Trois autres services gouvernementaux sont visés par cette poussée de privatisation de la ministre Jérôme-Forget : le service des Fournitures et ameublement du Québec, la Reprographie gouvernementale et le Réseau national intégré de radiocommunication (RENIR).

Le rôle de ce dernier service est particulièrement stratégique. Le RENIR relève de la Direction générale des technologies de l’information et des communications (DGTIC) qui gère des réseaux de communication depuis 30 ans. C’est un partenaire privilégié d’une foule de ministères et d’organisme en matière d’entretien des routes, de protection de la faune, de lutte au braconnage, de gestion des forêts, de protection contre les feux de forêt, d’opération de sécurité civile et de contrôle routier.

Le réseau a été modernisé à la suite de la crise du verglas. Trente deux tours de transmission ont été installées, 98 autres étaient prévues. C’est un service névralgique en pleine expansion.

« Comment l’État pourra-t-il s’assurer que des informations aussi sensibles et confidentielles sur la sécurité civile, les services préhospitaliers d’urgence, la Sûreté du Québec, qui devait intégrer RENIR, puissent circuler sans interférence? », questionne Michel Sawyer.
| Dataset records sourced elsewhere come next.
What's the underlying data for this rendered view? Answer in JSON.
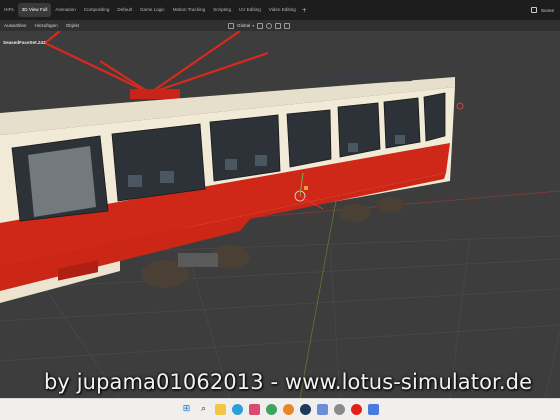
{
  "topbar": {
    "tabs": [
      {
        "label": "HIFs",
        "active": false
      },
      {
        "label": "3D View Full",
        "active": true
      },
      {
        "label": "Animation",
        "active": false
      },
      {
        "label": "Compositing",
        "active": false
      },
      {
        "label": "Default",
        "active": false
      },
      {
        "label": "Game Logic",
        "active": false
      },
      {
        "label": "Motion Tracking",
        "active": false
      },
      {
        "label": "Scripting",
        "active": false
      },
      {
        "label": "UV Editing",
        "active": false
      },
      {
        "label": "Video Editing",
        "active": false
      }
    ],
    "add_label": "+",
    "scene_label": "Scene"
  },
  "header": {
    "menu": [
      "Auswählen",
      "Hinzufügen",
      "Objekt"
    ],
    "orientation": "Global"
  },
  "viewport": {
    "object_name": "SeasedFaceSet.242",
    "watermark": "by jupama01062013 - www.lotus-simulator.de"
  },
  "taskbar": {
    "icons": [
      "windows-start-icon",
      "search-icon",
      "file-explorer-icon",
      "edge-browser-icon",
      "store-icon",
      "chrome-icon",
      "blender-icon",
      "steam-icon",
      "app-icon",
      "settings-icon",
      "red-app-icon",
      "paint-icon"
    ]
  },
  "colors": {
    "tram_red": "#d02818",
    "tram_cream": "#f1ead6",
    "viewport_bg": "#3d3d3d",
    "accent_orange": "#e8a23a"
  }
}
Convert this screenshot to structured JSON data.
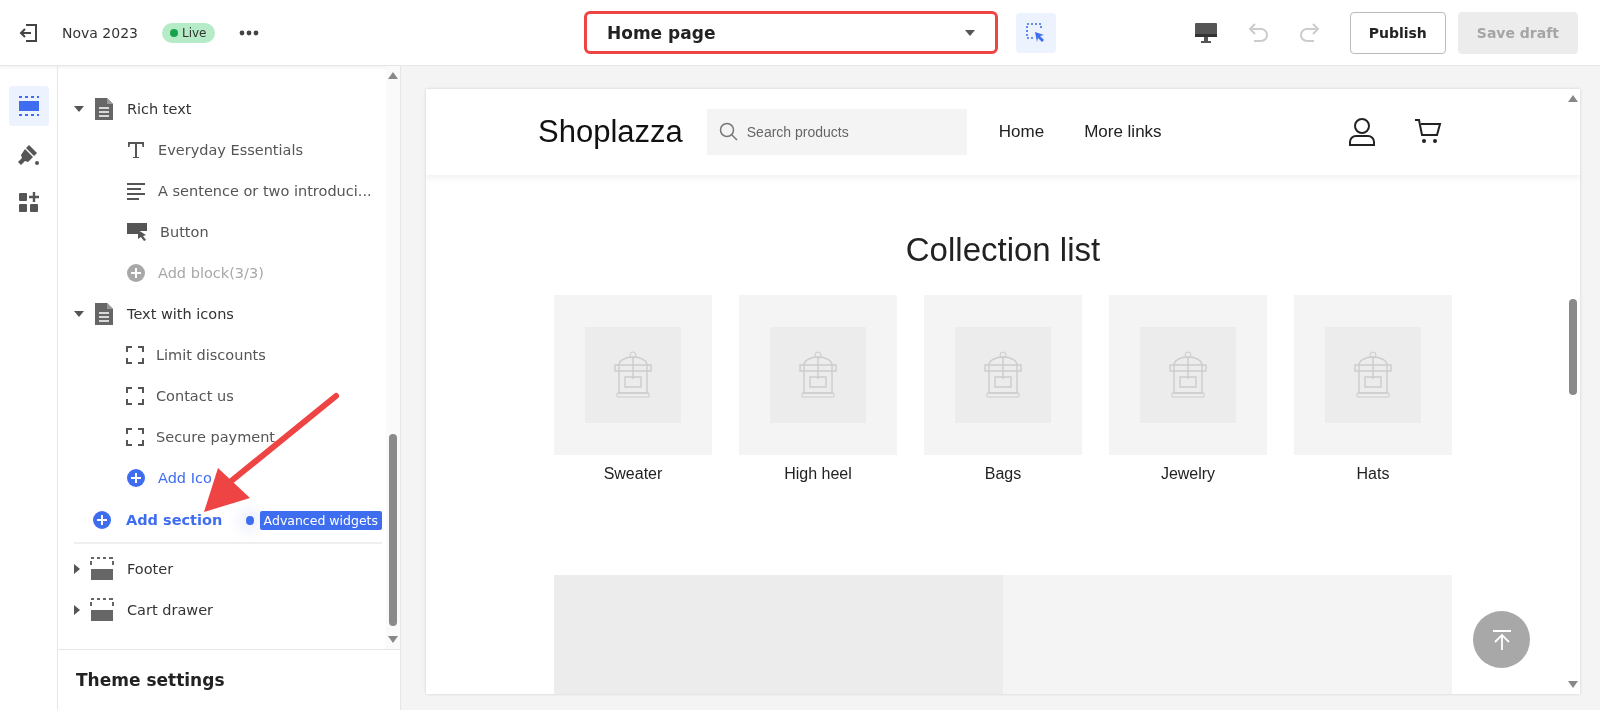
{
  "topbar": {
    "theme_name": "Nova 2023",
    "status": "Live",
    "page_select": {
      "value": "Home page",
      "highlighted": true
    },
    "publish": "Publish",
    "save_draft": {
      "label": "Save draft",
      "disabled": true
    }
  },
  "rail": [
    {
      "kind": "sections",
      "selected": true
    },
    {
      "kind": "theme",
      "selected": false
    },
    {
      "kind": "apps",
      "selected": false
    }
  ],
  "tree": [
    {
      "kind": "doc",
      "title": "Rich text",
      "expanded": true,
      "children": [
        {
          "kind": "heading",
          "label": "Everyday Essentials"
        },
        {
          "kind": "paragraph",
          "label": "A sentence or two introduci..."
        },
        {
          "kind": "button",
          "label": "Button"
        },
        {
          "kind": "add",
          "label": "Add block(3/3)",
          "disabled": true
        }
      ]
    },
    {
      "kind": "doc",
      "title": "Text with icons",
      "expanded": true,
      "children": [
        {
          "kind": "icon",
          "label": "Limit discounts"
        },
        {
          "kind": "icon",
          "label": "Contact us"
        },
        {
          "kind": "icon",
          "label": "Secure payment"
        },
        {
          "kind": "add",
          "label": "Add Ico",
          "disabled": false
        }
      ]
    }
  ],
  "add_section": {
    "label": "Add section",
    "badge": "Advanced widgets"
  },
  "bottom_sections": [
    {
      "kind": "layout",
      "title": "Footer",
      "expanded": false
    },
    {
      "kind": "layout",
      "title": "Cart drawer",
      "expanded": false
    }
  ],
  "theme_settings": "Theme settings",
  "preview": {
    "logo": "Shoplazza",
    "search": {
      "placeholder": "Search products"
    },
    "nav": [
      "Home",
      "More links"
    ],
    "collection_title": "Collection list",
    "collections": [
      "Sweater",
      "High heel",
      "Bags",
      "Jewelry",
      "Hats"
    ]
  }
}
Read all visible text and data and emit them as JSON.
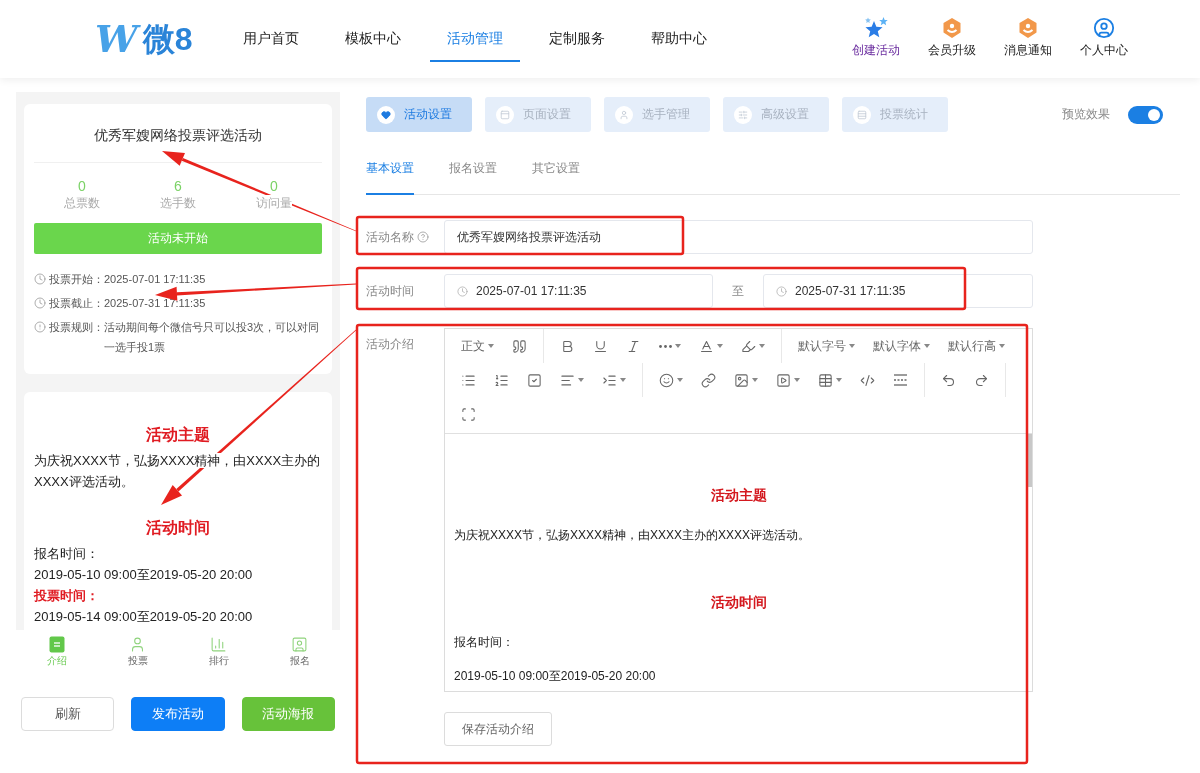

85 personnes employées par l’État sont touchées par cette privatisation. Respectivement 60 et 40 autres le sont par celle des services de la Reprographie et de Fournitures et ameublement. « Dans le cas de la Reprographie, souligne Michel Sawyer, des investissements importants viennent d’y être faits. Est-ce le privé qui va en profiter? »

Danger : Algues bleues

De façon plus globale, la ministre Jérôme-Forget a annoncé son intention de maintenir le cap sur son objectif de réduction du nombre de fonctionnaires. Pour cette année, l’objectif est de supprimer 1 130 postes (équivalent temps complet).

Ces coupures de postes se font à l’enseigne de la bonne gestion. Mais, elles ne sont pas sans conséquence sur les services offerts à la population. « Prends l’exemple du ministère du Développement durable, de l’Environnement et des Parcs, nous dit Michel Sawyer. Il devra éliminer au moins 25 postes au cours des prochains mois. Le nombre d’inspections a diminué de 25 037 à 22 962 entre 2005 et 2006. Avec ces coupures, on n’attendra jamais l’objectif de 30 000 inspections environnementales pour 2007 ! »

On peut se demander avec le SFPQ, encore combien de crises d’algues bleues, d’effondrements de viaducs et autres catastrophes devront se produire avant qu’on se préoccupe de la défense des services publics !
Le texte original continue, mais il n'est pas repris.